William Staub, the director of Athletic Bands, Chris Ulffers, the director of the School of Music and Dr. Chris Buddo, dean of the College of Fine Arts and Communication said the 19 ECU Marching Pirates who kneeled during the National Anthem before the game have been approached and the situation has been handled.
“We have met with the band and the members have collectively reaffirmed their commitment to the unique privilege and responsibility that comes with wearing the uniform of the Marching Pirates,” they said in the statement. “College is about learning, and it is our expectation that the members of the Marching Pirates will learn from this experience and fulfill their responsibilities. While we affirm the right of all our students to express their opinions, protests of this nature by the Marching Pirates will not be tolerated moving forward.”
Jeff Compher, the director of athletics, said in a different statement sent out yesterday his department is also working on the incident.
“We are working with the University and the School of Music in response to the incident with the band prior to the game on Saturday,” said Compher. “While the Marching Band does not report to Athletics, we do count on them to be an important part of the game day experience.”
In response to the action taken by these students, ECU Chancellor Cecil Staton also released a statement Saturday on behalf of the university. In his statement, Staton said ECU recognizes these students’ abilities to protest and will respect their choices.

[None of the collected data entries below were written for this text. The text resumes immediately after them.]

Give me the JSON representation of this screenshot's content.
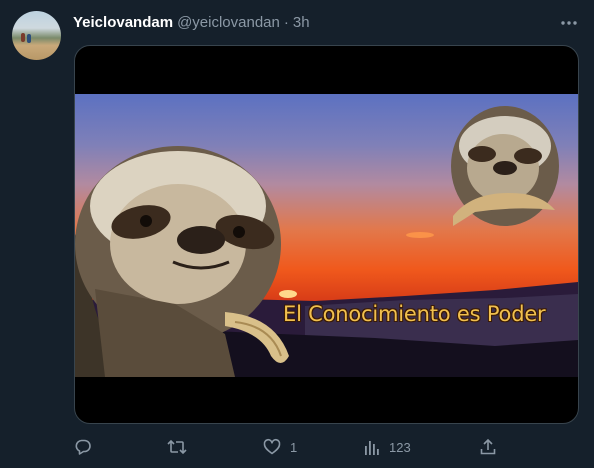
{
  "tweet": {
    "display_name": "Yeiclovandam",
    "handle": "@yeiclovandan",
    "separator": "·",
    "time": "3h",
    "media_caption": "El Conocimiento es Poder"
  },
  "actions": {
    "reply_count": "",
    "retweet_count": "",
    "like_count": "1",
    "views_count": "123"
  },
  "icons": {
    "more": "more-horizontal-icon",
    "reply": "speech-bubble-icon",
    "retweet": "retweet-arrows-icon",
    "like": "heart-outline-icon",
    "views": "bar-chart-icon",
    "share": "share-upload-icon"
  },
  "colors": {
    "background": "#15202b",
    "primary_text": "#ffffff",
    "secondary_text": "#8b98a5",
    "border": "#38444d",
    "caption_text": "#f1c04e"
  }
}
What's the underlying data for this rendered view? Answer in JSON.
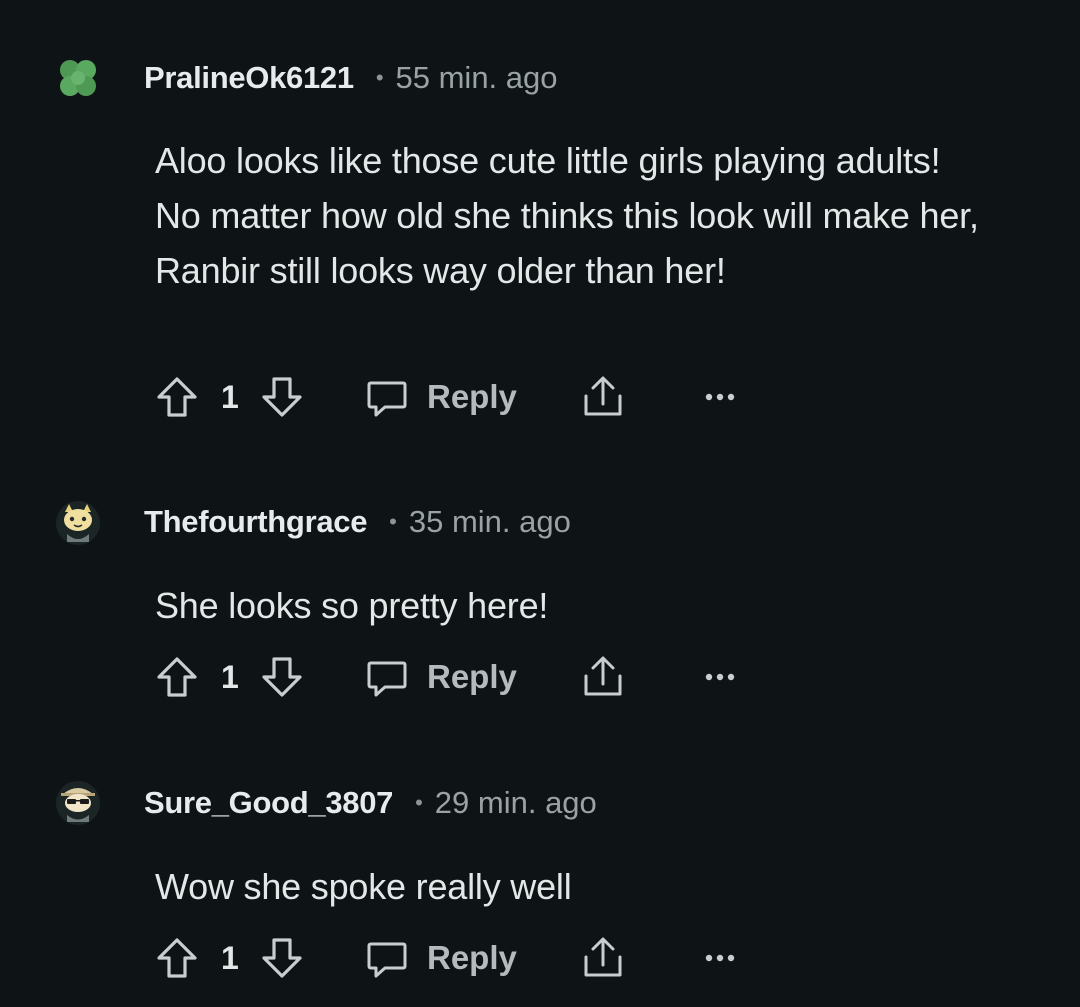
{
  "comments": [
    {
      "username": "PralineOk6121",
      "time": "55 min. ago",
      "body": "Aloo looks like those cute little girls playing adults! No matter how old she thinks this look will make her, Ranbir still looks way older than her!",
      "votes": "1",
      "reply_label": "Reply",
      "avatar": "clover-avatar"
    },
    {
      "username": "Thefourthgrace",
      "time": "35 min. ago",
      "body": "She looks so pretty here!",
      "votes": "1",
      "reply_label": "Reply",
      "avatar": "snoo-cat-avatar"
    },
    {
      "username": "Sure_Good_3807",
      "time": "29 min. ago",
      "body": "Wow she spoke really well",
      "votes": "1",
      "reply_label": "Reply",
      "avatar": "snoo-sunglasses-avatar"
    }
  ],
  "icons": {
    "upvote": "arrow-up-icon",
    "downvote": "arrow-down-icon",
    "reply": "speech-bubble-icon",
    "share": "share-icon",
    "more": "ellipsis-icon"
  },
  "colors": {
    "background": "#0e1415",
    "text": "#e4e7e8",
    "muted": "#9aa2a5",
    "icon": "#c9cdcf"
  }
}
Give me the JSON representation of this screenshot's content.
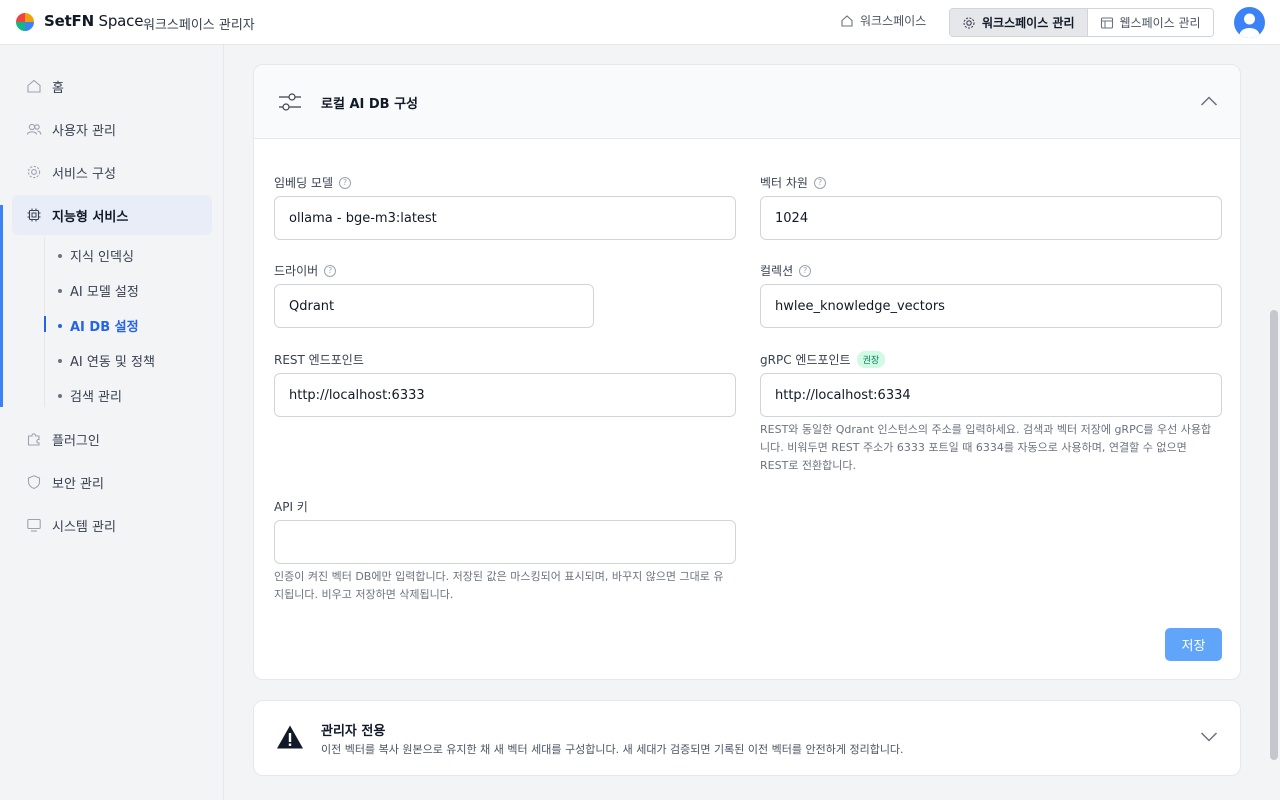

“East Carolina will safeguard the right to free speech, petition and peaceful assembly as assured by the U.S. Constitution,” said Staton in part of his message. “While we acknowledge and understand the disappointment felt by many Pirate fans in response to the events at the beginning of today’s football game, we urge all Priate students, supporters and participants to act with respect for each other’s views.”
Junior accounting major Rachel Potter was one of the marching band members who took part in the act. She said she wanted to be a part of a change and felt like this was the best action to take.
“If me and some friends kneeling during the national anthem helps us get the change to happen in our community then all of the booing and hate speech is worth it,” said Potter. “As a white person, I will never be able to understand what black people go through on a daily basis, but I can stand by their side and support the message that black lives really do matter.”
Band member Joshua Killian said the band met this weekend and decided to not say anymore about their actions to the media.
“We as the band stand together in support of starting the conversation, but we have decided to stop speaking and allow the rest of the world to speak while we continue to play and support our school and community,” said Killian.